1. Leave the carrier around now so they get used to it (with a blankie or something to sleep on inside)

2. Introduce treats INSIDE the carrier. They love that cat milk! 

3. Try and get a bigger/front loading carrier.

4. Get them used to the carrier by making regular trips to the vets. 

5. Having the baby and getting a little tough with them. They've got me spinning round their little paws. 

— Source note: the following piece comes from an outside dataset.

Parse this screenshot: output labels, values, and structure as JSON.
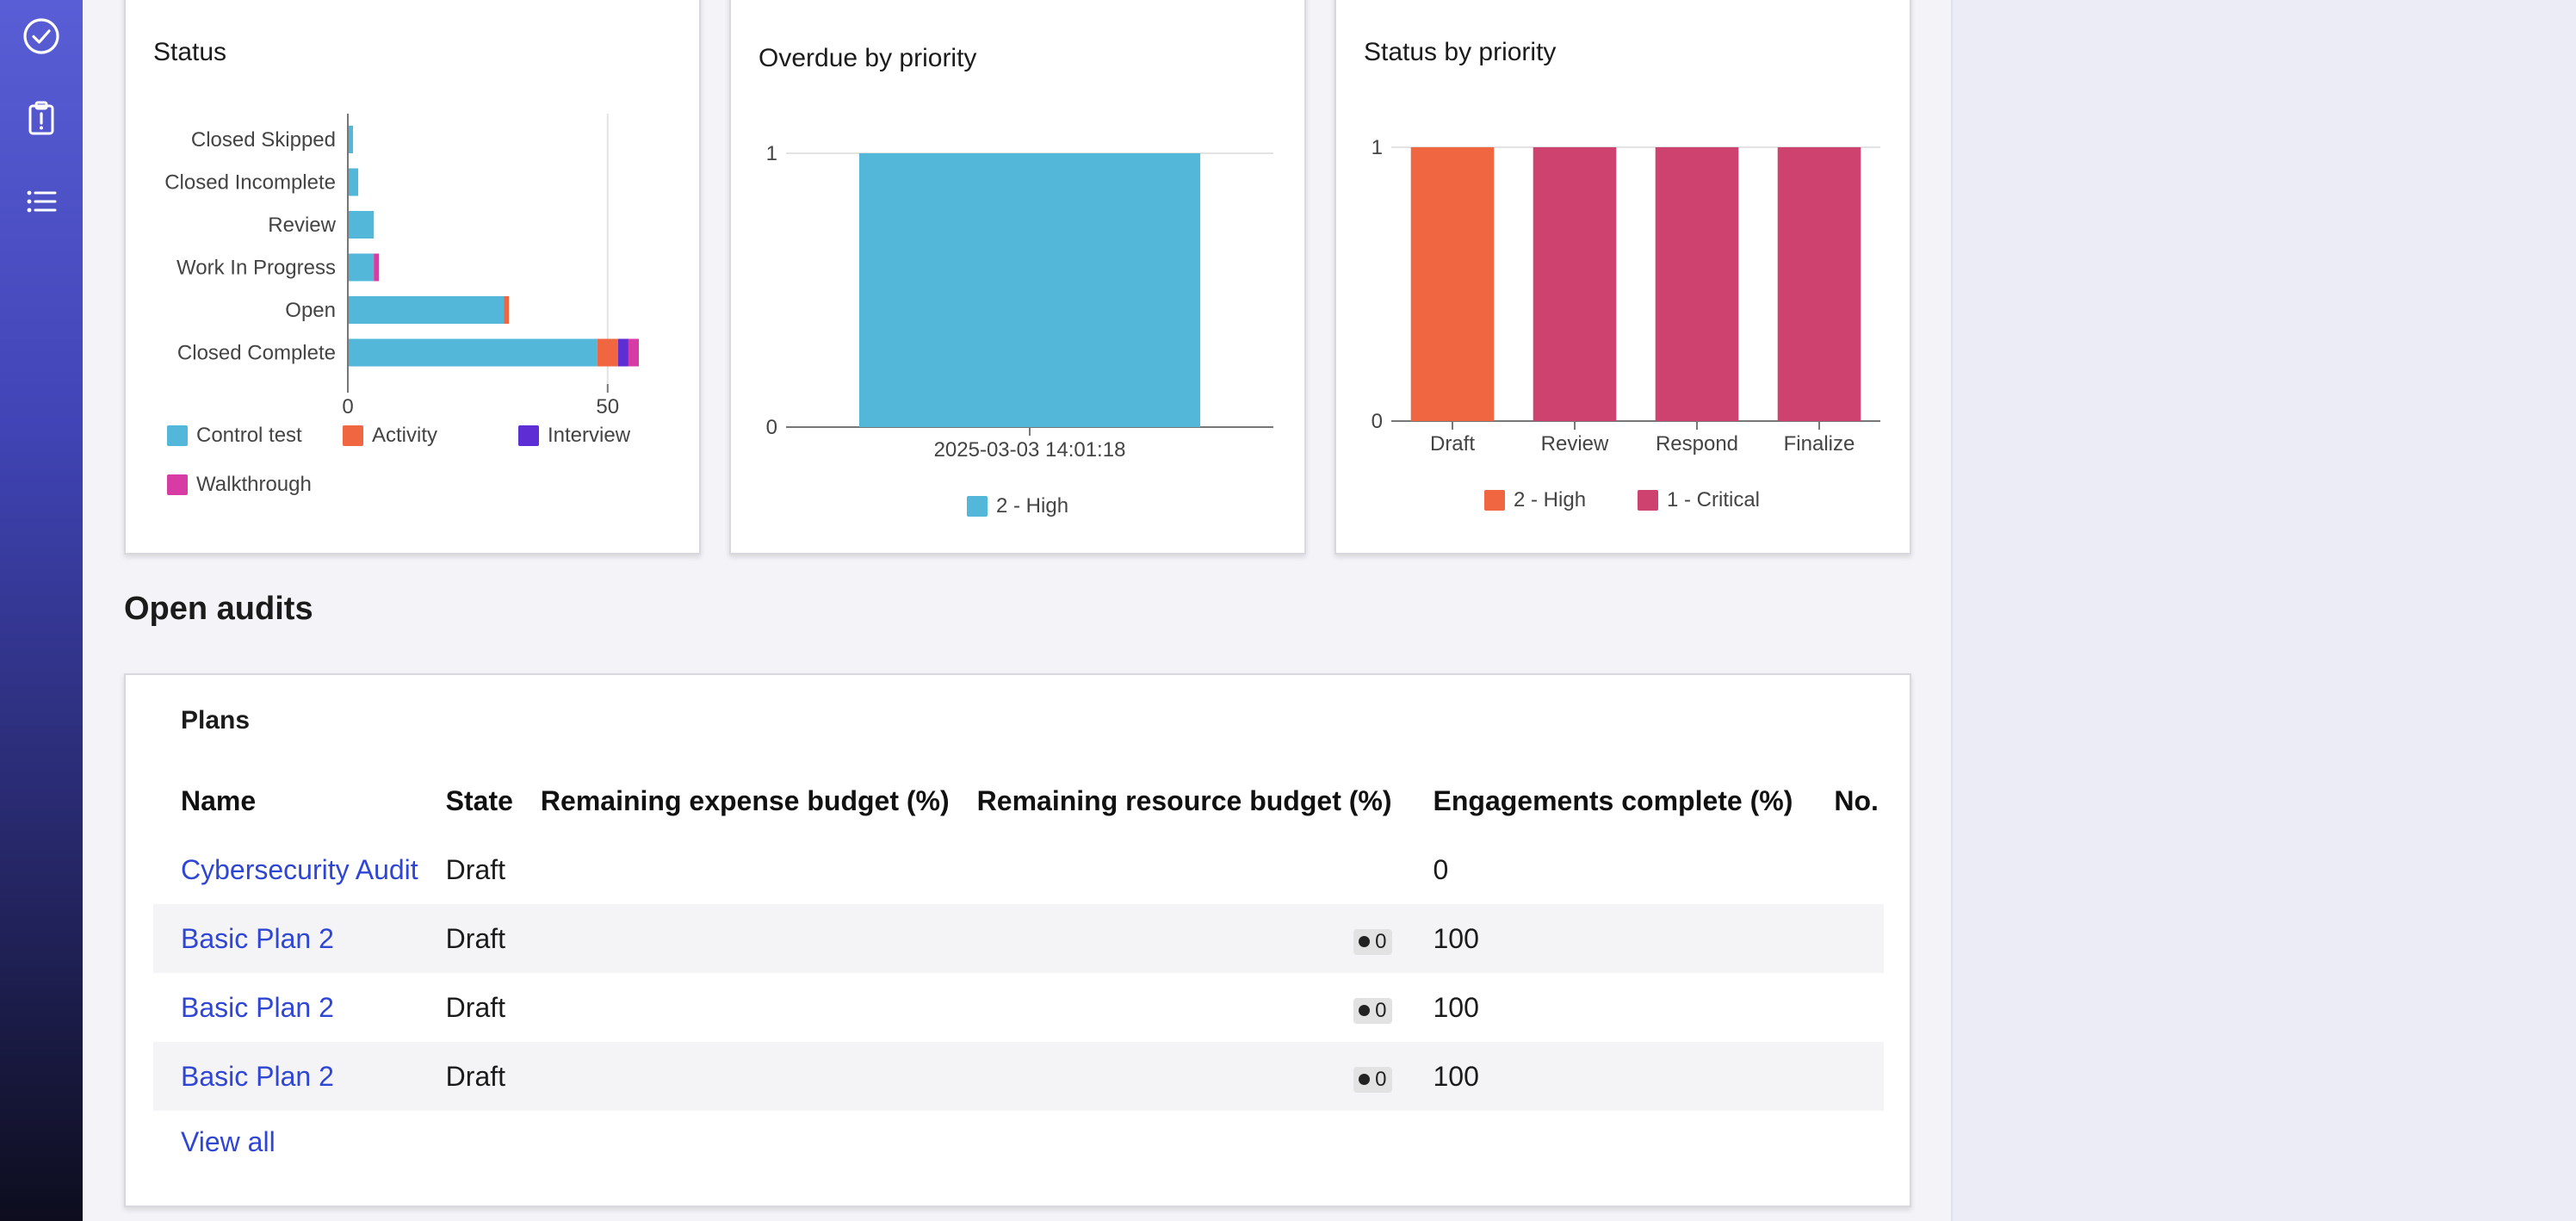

Once again... thanks a lot everyone.  x


----------



## Vic81 (Jan 27, 2009)

Put the carrier the other side of the cat flap, that way when she runs out through it she'll end up in the carrier lol


----------



## Saikou (Apr 2, 2008)

If you want a good top opening (and side opening) carrier then I can recommend these Buy Marchioro Clipper Tonga 3 Cat Carriers I have 4 of them, the oldest ones are coming up for 8/9 yrs old and look the same as when I first bought them. You can also buy casters to fit on the bottom, so you can wheel the carrier along - ideal for more than one cat or those who are built more for comfort than for speed


----------



## kbaker09 (Mar 25, 2009)

Saikou said:


> If you want a good top opening (and side opening) carrier then I can recommend these Buy Marchioro Clipper Tonga 3 Cat Carriers I have 4 of them, the oldest ones are coming up for 8/9 yrs old and look the same as when I first bought them. You can also buy casters to fit on the bottom, so you can wheel the carrier along - ideal for more than one cat or those who are built more for comfort than for speed


Oooo.. thank you for that. I've had a look - they seem great!


----------



## ella (Jan 1, 2009)

I was going to recommend this one too - it is great, plus you can collapse it if you want and the cover is washable in the machine.

T-Camp Deluxe Pet Carrier 50 cm: Amazon.co.uk: Garden & Outdoors


----------



## Aslimchef (Mar 20, 2009)

Top loader one does look good, we are new to cats...last night i just made him jump into the car and then carried him into vets. Felt so daft  Ordered one off ebay cheers


----------